An Angel in the Kitchen is a real food and family recipe blog.
A place to be able to find our recipes again & remember how we made stuff!

Saturday, March 5, 2022

Hawthorn and Blackberry Ice Blocks, Jelly and Pastilles

Late summer in Hawke's Bay means that it's time for both blackberry picking 

& the gathering of hawthorn berries. 
Both are deeply rewarding but also rather challenging to harvest with all those thorns & prickles, providing a great opportunity to slow down & enjoy the experience.

So it's lovely to realise that there are so many delicious things to do with them both. Last summer I came across a brilliant little recipe for "ice pops" over at Learning Herbs. I have adapted the recipe to make use of blackberries, rather than raspberries. It is so worth reading the whole article about reducing inflammation & managing the heat of summer.

To make the basic mix: simmer 1/2 c haws & 1/2 c (or a little less) hibiscus sabdriffa in 2 cups of water in a medium sized pot for around 10 minutes, add 1 cup of blackberries & simmer for another 10 mins. Strain. While still warm add 1/2 c honey & a pinch of salt & stir to dissolve the honey.

When cool stir in 1/2 tin of coconut milk or cream. We prefer Kara coconut cream.

Stir altogether & pour in to ice block moulds. Freeze.

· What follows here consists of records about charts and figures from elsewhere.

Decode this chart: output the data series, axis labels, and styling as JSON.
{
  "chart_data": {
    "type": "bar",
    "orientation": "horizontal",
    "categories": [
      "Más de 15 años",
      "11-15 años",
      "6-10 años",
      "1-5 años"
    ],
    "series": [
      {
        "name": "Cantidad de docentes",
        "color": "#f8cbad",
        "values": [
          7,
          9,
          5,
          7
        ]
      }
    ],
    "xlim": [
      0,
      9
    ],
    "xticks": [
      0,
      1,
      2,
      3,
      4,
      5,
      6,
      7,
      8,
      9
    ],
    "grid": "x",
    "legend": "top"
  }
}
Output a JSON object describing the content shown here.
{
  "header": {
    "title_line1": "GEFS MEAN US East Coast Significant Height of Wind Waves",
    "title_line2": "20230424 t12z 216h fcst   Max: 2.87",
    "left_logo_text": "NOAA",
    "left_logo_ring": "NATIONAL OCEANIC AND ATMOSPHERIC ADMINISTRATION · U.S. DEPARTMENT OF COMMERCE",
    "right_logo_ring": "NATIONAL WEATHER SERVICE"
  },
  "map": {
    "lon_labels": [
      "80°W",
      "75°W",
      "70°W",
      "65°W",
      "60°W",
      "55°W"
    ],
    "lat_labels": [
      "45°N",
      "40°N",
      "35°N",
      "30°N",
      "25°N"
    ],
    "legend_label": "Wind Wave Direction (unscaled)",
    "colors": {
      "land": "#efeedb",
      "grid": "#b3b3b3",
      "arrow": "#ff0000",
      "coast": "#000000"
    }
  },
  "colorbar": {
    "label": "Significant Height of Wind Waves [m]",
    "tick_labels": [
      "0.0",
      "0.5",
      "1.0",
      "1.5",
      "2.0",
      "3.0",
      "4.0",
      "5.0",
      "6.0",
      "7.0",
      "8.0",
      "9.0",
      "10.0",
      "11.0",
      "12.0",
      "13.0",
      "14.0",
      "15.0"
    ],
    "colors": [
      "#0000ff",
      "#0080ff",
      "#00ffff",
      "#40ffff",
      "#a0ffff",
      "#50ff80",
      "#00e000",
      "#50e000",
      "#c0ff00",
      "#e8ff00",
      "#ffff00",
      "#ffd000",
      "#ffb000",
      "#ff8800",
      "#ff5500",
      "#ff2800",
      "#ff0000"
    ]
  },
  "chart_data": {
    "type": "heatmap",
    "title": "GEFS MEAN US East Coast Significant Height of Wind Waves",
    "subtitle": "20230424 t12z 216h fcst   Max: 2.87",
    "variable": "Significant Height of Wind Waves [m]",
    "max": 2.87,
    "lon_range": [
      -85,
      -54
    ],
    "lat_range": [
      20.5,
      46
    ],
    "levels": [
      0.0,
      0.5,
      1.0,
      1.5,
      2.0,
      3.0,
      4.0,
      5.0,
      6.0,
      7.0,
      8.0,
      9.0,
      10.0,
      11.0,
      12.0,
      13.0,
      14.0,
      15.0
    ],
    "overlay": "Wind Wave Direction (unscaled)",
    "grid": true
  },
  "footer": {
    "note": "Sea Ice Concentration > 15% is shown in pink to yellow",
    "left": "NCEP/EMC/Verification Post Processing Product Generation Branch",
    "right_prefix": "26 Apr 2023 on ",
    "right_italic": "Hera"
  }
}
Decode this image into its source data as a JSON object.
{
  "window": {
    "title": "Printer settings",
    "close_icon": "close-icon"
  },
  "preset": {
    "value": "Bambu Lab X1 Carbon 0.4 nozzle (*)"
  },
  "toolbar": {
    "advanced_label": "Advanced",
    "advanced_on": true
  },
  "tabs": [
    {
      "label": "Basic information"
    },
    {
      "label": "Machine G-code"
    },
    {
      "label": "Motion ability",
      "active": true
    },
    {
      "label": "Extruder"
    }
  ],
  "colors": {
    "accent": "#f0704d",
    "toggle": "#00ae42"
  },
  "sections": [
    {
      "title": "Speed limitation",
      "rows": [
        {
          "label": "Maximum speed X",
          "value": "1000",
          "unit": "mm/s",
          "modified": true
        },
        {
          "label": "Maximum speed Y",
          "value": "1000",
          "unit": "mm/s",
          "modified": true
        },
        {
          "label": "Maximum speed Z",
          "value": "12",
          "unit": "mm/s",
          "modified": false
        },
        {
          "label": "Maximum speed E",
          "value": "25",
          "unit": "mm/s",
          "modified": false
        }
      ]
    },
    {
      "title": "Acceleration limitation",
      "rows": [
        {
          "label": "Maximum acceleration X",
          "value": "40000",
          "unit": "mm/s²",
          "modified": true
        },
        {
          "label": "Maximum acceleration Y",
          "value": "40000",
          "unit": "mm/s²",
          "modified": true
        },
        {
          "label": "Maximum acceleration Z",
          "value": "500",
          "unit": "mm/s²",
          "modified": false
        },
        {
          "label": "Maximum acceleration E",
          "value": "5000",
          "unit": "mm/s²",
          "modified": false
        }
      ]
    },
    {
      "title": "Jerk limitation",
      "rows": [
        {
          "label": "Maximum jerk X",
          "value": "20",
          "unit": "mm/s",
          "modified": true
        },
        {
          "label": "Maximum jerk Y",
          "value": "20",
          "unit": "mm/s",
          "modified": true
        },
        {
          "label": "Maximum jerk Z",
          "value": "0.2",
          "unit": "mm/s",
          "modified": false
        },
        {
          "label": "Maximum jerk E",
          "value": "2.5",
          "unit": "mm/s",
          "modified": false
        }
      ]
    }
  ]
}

Any extra can be set in to a jelly with gelatine.
Or the same mix can be used to make a larger dessert like below.

Simply take a 1/3 c of the liquid before you've added the coconut cream/milk & add 1 1/2 dessertspoons of gelatine. Stir. Leave to swell for a few minutes. Microwave for 12 seconds & stir to dissolve. Pour the gelatine mix in to the main liquid & stir well. Now mix in the coconut cream.

Pour in to a pretty bowl, small bowls or little jars with lids. Pop in to the fridge. 

Each time we make this fabulously simple dessert it comes out a different colour. It naturally layers itself much like Spanish cream which is fun.
The final option is to make a batch of immune boosting, gut nourishing pastilles: use the same original recipe but leave out the coconut cream & add fresh or dried elderberries.
The amount is a little less so in to a medium pot add 1 1/2 cups water & 1- 1 &1/2 cups of a mix of hawthorn berries, blackberries, elderberries & hibiscus sabdariffa. Simmer gently for 20 minutes. Strain. Add honey to taste.
 Take out a little of the 1 1/2 cups of liquid & add 3 tablespoons of gelatine. We really like Nutra Organics natural gelatine. Pop in to the microwave for 15 seconds (or use a small pot on the stove). Stir to dissolve. Pour the gelatine into the main liquid stirring well. Pour in to moulds or a small tin lined with baking paper. A syringe is a great tool to get the liquid in to small moulds. Leave to set- around 20 minutes. Press out shapes or use a biscuit cutter to make hearts etc, if you'd like to. 
Will keep in the fridge for a couple of weeks. Best left uncovered to deter moulding. One or two eaten each day from late summer into autumn make a delicious seasonal support for old & young a like.